Create an Empty Environment:
mamba create --prefix [file-path-here]
Example:
mamba create --prefix ~/my-env
Create an Environment with One or More Packages:
mamba create --prefix [file-path-here] [package1] [package2] [package3]
Example:
mamba create --prefix ~/my-env r-base r-gdistance r-lme4
Listing Your Environments
To list all your environments:
mamba env list
You should see your new environment along with the base environment:
/home/jovyan/my-env
base * /opt/conda
Activating Your Desired Environment
To activate an environment:
conda activate [name or /path/to/environment]
Example:
conda activate /home/jovyan/my-env
Note: Activating an environment MUST be done using conda
over mamba
.
You should see your environment change in the terminal:
(/home/jovyan/my-env) jovyan@jupyter-maztec-40sdsu-2eedu:~$
Installing or Building Additional Packages
Once the environment is activated, you can install additional packages:
mamba install -y [package1] [package2] [package3]
Example:
mamba install -y r-base r-gdistance
Checking Installed Packages
To check what packages are installed in the activated environment:
mamba list
To check the version of a specific software package:
mamba show [package]
Example:
mamba show r-base
Now, you can run code from within this terminal session, and it will execute inside the activated environment.
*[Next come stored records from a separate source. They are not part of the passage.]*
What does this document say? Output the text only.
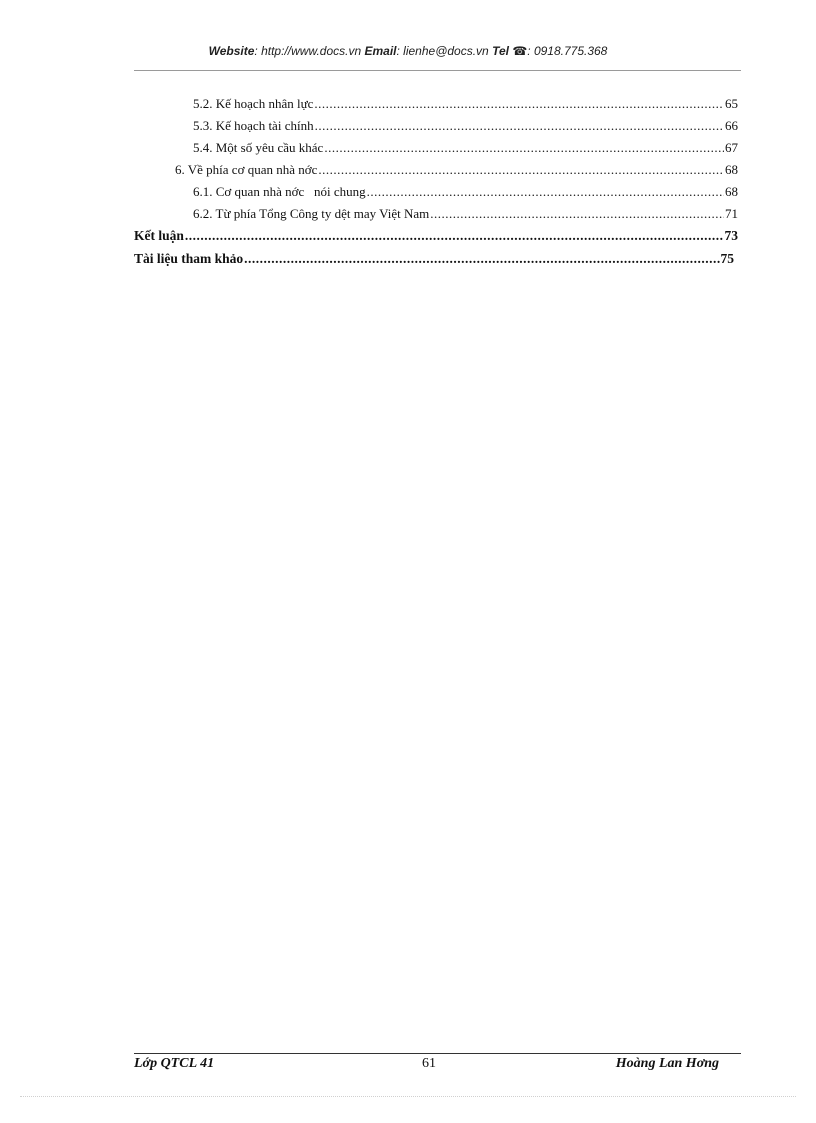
Website: http://www.docs.vn Email: lienhe@docs.vn Tel ☎: 0918.775.368
5.2. Kế hoạch nhân lực .....	65
5.3. Kế hoạch tài chính .....	66
5.4. Một số yêu cầu khác .....	67
6. Về phía cơ quan nhà nớc .....	68
6.1. Cơ quan nhà nớc   nói chung .....	68
6.2. Từ phía Tổng Công ty dệt may Việt Nam .....	71
Kết luận .....	73
Tài liệu tham khảo .....	75
Lớp QTCL 41	61	Hoàng Lan Hơng
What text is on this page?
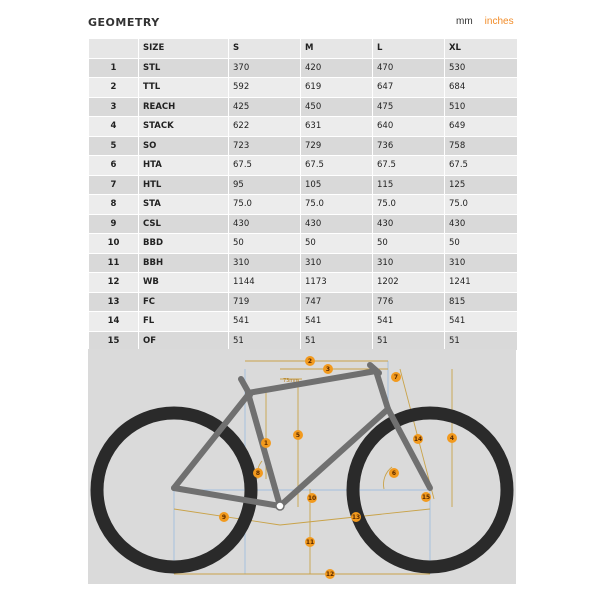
GEOMETRY	mm inches
	SIZE	S	M	L	XL
1	STL	370	420	470	530
2	TTL	592	619	647	684
3	REACH	425	450	475	510
4	STACK	622	631	640	649
5	SO	723	729	736	758
6	HTA	67.5	67.5	67.5	67.5
7	HTL	95	105	115	125
8	STA	75.0	75.0	75.0	75.0
9	CSL	430	430	430	430
10	BBD	50	50	50	50
11	BBH	310	310	310	310
12	WB	1144	1173	1202	1241
13	FC	719	747	776	815
14	FL	541	541	541	541
15	OF	51	51	51	51
1
2
3
4
5
6
7
8
9
10
11
12
13
14
15
73mm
Note: If you open a second terminal window, it will revert to the default state with no environment activated:
jovyan@jupyter-maztec-40sdsu-2eedu:~$
Reusing an Existing Environment
Activate Base Environment
Ensure the base environment is activated:
source activate base
List Your Environments
mamba env list
Activate Your Desired Environment
Assuming you are in your base environment, you can activate your desired environment:
conda activate [name or /path/to/environment]
Example:
conda activate /home/jovyan/my-env
Note: Activating an environment MUST be done using conda
over mamba
.
You should see your environment change in the terminal:
(/home/jovyan/my-env) jovyan@jupyter-maztec-40sdsu-2eedu:~$
Now, you can run your code in your environment from this terminal.
Exporting an Environment
Exporting an environment allows you to save its configuration in a YAML file. This is useful for sharing environments with others or reproducing the same setup on another machine.
Exporting an Environment to a YAML File
To export the currently activated environment:
mamba env export > environment.yaml
This will create a file named environment.yaml
that contains a list of all installed packages and their versions.
Exporting an Environment Without Build Information
If you want a cleaner export without build-specific details, use:
mamba env export --no-builds > environment.yaml
Recreating an Environment from a YAML File
To recreate an environment from an exported YAML file:
mamba env create -f environment.yaml
This will create a new environment with the same package versions as the exported one.
Sharing an Environment
You can share the environment.yaml
file with collaborators to ensure they use the same dependencies and configurations.